If the importance of tech to the economy needed a further boost, it got it during President Obama's State of the Union Address. "A once-shuttered warehouse is now a state-of-the art lab where new workers are mastering the 3D printing that has the potential to revolutionize the way we make almost everything," said President Obama.
The traditional thinking has been if you want to be the next Apple, Facebook, or Google you have to take your idea West. The new thinking, not necessarily so.
"You see the light bulb go on that no longer do we have to say to ourselves, Silicon Valley is the only place I can go if I have a startup dream," says Donna Harris, 1776 Co-Founder.
That's one of the principles behind 1776, which will soon occupy space in downtown Washington D.C., one example of a tech hub far from Silicon Valley. "We talk about being founded by founders.

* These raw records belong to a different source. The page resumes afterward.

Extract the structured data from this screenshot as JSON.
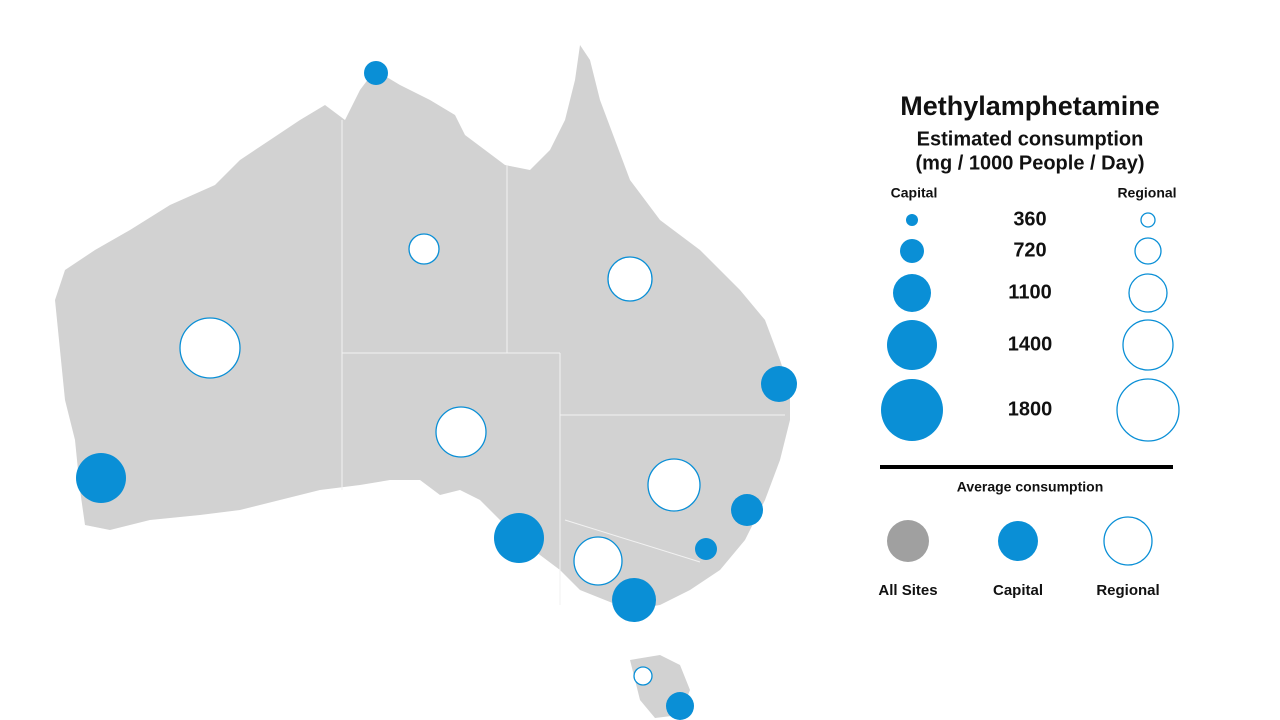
{
  "legend": {
    "title": "Methylamphetamine",
    "subtitle": [
      "Estimated consumption",
      "(mg / 1000 People / Day)"
    ],
    "capital_label": "Capital",
    "regional_label": "Regional",
    "sizes": [
      360,
      720,
      1100,
      1400,
      1800
    ],
    "average_title": "Average consumption",
    "average_items": [
      "All Sites",
      "Capital",
      "Regional"
    ]
  }
}
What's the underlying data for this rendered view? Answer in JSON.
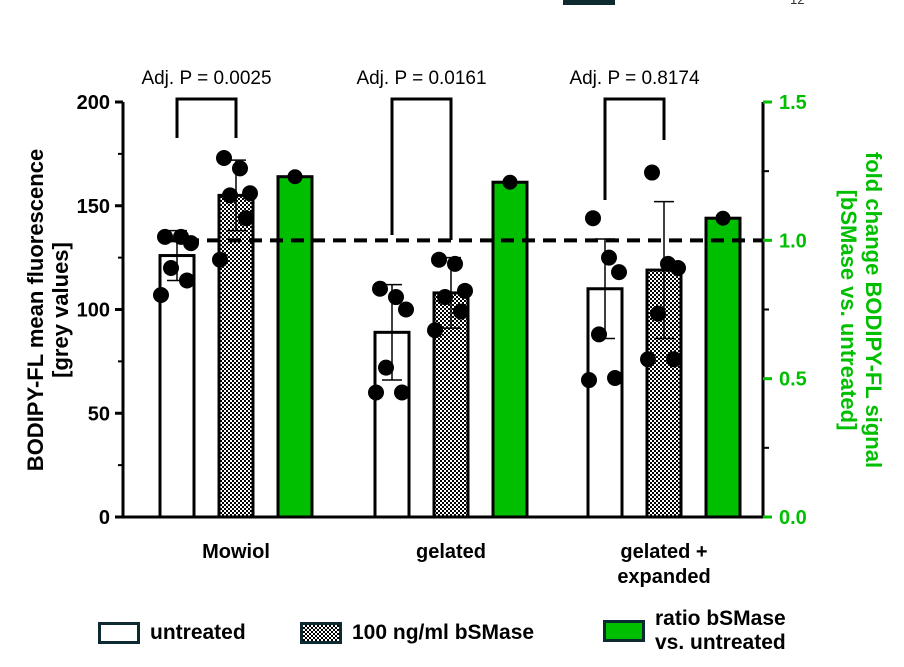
{
  "top_fragment": "12",
  "colors": {
    "green": "#00bf00",
    "black": "#000000",
    "legend_border": "#0d2a30"
  },
  "chart_data": {
    "type": "bar",
    "categories": [
      "Mowiol",
      "gelated",
      "gelated +\nexpanded"
    ],
    "ylabel": "BODIPY-FL mean fluorescence\n[grey values]",
    "y2label": "fold change BODIPY-FL signal\n[bSMase vs. untreated]",
    "ylim": [
      0,
      200
    ],
    "y2lim": [
      0.0,
      1.5
    ],
    "yticks": [
      0,
      50,
      100,
      150,
      200
    ],
    "y2ticks": [
      0.0,
      0.5,
      1.0,
      1.5
    ],
    "y2ticks_labels": [
      "0.0",
      "0.5",
      "1.0",
      "1.5"
    ],
    "reference_line_y2": 1.0,
    "series": [
      {
        "name": "untreated",
        "axis": "left",
        "fill": "white",
        "values": [
          126,
          89,
          110
        ],
        "errors": [
          12,
          23,
          24
        ],
        "points": [
          [
            135,
            135,
            132,
            120,
            114,
            107
          ],
          [
            110,
            106,
            100,
            72,
            60,
            60
          ],
          [
            144,
            125,
            118,
            88,
            67,
            66
          ]
        ]
      },
      {
        "name": "100 ng/ml bSMase",
        "axis": "left",
        "fill": "checker",
        "values": [
          155,
          108,
          119
        ],
        "errors": [
          17,
          17,
          33
        ],
        "points": [
          [
            173,
            168,
            156,
            155,
            144,
            124
          ],
          [
            124,
            122,
            109,
            106,
            99,
            90
          ],
          [
            166,
            122,
            120,
            98,
            76,
            76
          ]
        ]
      },
      {
        "name": "ratio bSMase\nvs. untreated",
        "axis": "right",
        "fill": "green",
        "values": [
          1.23,
          1.21,
          1.08
        ],
        "points": [
          1.23,
          1.21,
          1.08
        ]
      }
    ],
    "annotations": [
      {
        "text": "Adj. P = 0.0025",
        "group": 0
      },
      {
        "text": "Adj. P = 0.0161",
        "group": 1
      },
      {
        "text": "Adj. P = 0.8174",
        "group": 2
      }
    ]
  },
  "legend": [
    {
      "key": "untreated",
      "label": "untreated"
    },
    {
      "key": "bsmase",
      "label": "100 ng/ml bSMase"
    },
    {
      "key": "ratio",
      "label": "ratio bSMase\nvs. untreated"
    }
  ]
}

And every city in America really has a core strength of really being built largely by entrepreneurs," says Scott Case, Startup America Partnership CEO.
The goal, bringing young companies together in a campus of sorts, creating a community among them, and helping them find ways to maximize the city around them, rather than leave home base.
Silicon Valley has some awesome assets that are really unique to that ecosystem. We have assets here in D.C. that are unique to our eco-system and it's all about how do we build a startup community that derives from those assets," says Evan Burfield, 1776 Co-Founder.
It's a concept budding entrepreneurs can apply in any city.